Since $1/x^2$ drops faster than $1/x$, for $x > x_0$, the attractive electric force becomes smaller than the repulsive gas force. $$ \frac{1}{x} > \frac{1}{x^2} \text{ (scaling relative to equilibrium)} $$ Therefore, $F_{net} > 0$ (positive outward). The net force pushes the pistons further apart.

Conversely, if $x$ decreases ($x < x_0$):

The electric force (pulling in) increases faster ($1/x^2$) than the gas force ($1/x$).

Therefore, $F_{net} < 0$ (net inward force). The pistons are pulled further together.

Since a displacement away from equilibrium results in a force that pushes the system further away from equilibrium, the system is unstable.

Answer (a): The equilibrium is Unstable.

Part (b): Response to Slowly Increasing Voltage

We start at the equilibrium separation $x_0$ with voltage $V_0$. The voltage $V$ is then slowly increased ($V > V_0$).

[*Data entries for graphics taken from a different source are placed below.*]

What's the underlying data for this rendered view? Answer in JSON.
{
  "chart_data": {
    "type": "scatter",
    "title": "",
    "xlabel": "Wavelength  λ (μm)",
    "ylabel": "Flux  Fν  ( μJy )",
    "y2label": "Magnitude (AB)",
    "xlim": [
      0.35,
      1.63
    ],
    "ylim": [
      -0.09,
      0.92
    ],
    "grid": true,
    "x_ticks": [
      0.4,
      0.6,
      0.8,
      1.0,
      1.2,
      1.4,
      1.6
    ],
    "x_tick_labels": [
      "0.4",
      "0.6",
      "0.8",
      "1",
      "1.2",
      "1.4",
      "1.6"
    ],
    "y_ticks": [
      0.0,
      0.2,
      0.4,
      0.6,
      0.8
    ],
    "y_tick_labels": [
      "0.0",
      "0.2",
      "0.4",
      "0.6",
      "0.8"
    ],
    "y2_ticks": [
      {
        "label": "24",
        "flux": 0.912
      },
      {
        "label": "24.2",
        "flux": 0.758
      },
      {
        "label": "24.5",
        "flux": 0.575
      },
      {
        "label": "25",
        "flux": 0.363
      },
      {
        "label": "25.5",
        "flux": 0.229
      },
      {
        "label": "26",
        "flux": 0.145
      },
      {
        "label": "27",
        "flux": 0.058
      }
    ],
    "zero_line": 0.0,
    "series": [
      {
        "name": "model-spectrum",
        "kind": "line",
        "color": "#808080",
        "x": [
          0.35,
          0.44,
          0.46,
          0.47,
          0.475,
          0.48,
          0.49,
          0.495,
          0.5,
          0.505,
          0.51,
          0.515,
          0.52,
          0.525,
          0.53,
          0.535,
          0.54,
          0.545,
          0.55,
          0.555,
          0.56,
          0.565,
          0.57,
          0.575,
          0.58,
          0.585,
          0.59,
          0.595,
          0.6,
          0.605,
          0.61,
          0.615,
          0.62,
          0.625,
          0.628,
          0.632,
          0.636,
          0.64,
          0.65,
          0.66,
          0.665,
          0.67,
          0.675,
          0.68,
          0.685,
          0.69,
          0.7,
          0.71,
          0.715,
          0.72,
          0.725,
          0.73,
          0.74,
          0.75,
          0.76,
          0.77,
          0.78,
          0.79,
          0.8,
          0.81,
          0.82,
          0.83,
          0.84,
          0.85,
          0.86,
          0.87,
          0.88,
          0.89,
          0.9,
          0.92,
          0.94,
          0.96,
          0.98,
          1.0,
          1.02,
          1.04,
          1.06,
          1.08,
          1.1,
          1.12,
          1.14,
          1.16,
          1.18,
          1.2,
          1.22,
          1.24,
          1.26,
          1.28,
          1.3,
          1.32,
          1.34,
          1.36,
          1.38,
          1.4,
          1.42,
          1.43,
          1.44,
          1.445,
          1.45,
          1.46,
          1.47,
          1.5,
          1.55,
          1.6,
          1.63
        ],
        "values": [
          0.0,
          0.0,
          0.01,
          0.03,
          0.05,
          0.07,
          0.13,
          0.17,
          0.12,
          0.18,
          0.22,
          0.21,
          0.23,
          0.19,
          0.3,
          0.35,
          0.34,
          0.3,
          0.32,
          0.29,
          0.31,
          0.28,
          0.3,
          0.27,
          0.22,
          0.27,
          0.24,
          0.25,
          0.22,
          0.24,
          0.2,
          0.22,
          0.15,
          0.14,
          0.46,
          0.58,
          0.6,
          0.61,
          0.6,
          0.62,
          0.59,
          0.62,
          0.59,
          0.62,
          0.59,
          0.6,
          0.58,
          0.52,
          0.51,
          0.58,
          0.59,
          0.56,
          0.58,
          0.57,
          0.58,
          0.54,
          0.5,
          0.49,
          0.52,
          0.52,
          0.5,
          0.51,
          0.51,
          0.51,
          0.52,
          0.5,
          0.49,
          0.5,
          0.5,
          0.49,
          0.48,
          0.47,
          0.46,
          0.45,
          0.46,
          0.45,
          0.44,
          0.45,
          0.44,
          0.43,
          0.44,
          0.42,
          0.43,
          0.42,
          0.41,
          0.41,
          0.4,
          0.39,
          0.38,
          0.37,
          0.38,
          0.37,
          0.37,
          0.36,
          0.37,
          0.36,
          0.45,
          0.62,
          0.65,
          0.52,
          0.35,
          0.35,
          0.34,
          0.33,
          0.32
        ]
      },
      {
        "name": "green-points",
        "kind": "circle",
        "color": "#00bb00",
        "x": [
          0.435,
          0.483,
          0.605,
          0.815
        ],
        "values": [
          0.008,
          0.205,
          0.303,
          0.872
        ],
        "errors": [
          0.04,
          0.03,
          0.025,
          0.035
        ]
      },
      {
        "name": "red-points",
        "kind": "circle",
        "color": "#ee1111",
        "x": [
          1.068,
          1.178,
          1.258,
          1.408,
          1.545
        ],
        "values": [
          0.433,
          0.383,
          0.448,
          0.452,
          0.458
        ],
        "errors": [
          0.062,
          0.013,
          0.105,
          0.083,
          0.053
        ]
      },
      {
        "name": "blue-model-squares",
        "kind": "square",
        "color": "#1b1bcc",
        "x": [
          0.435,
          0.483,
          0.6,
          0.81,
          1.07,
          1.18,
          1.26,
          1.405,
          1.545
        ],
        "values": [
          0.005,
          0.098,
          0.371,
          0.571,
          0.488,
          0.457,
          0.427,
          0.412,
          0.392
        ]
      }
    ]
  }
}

Looking at the force balance equation: $$ F_{net} = F_{gas} – F_{elec} = \frac{C_1}{x} – \frac{C_2 V^2}{x^2} $$ At the initial state, these terms were equal. If $V$ increases, the attractive electric force term $\frac{C_2 V^2}{x^2}$ increases. Consequently, $F_{net}$ becomes negative (inward). $$ F_{net} < 0 $$

This net inward force causes the pistons to move towards each other, decreasing $x$. As $x$ decreases:

The gas pressure increases as $1/x$.

The electric force increases as $1/x^2$.

Answer (b): The distance x decreases (ultimately tending to zero/collapse).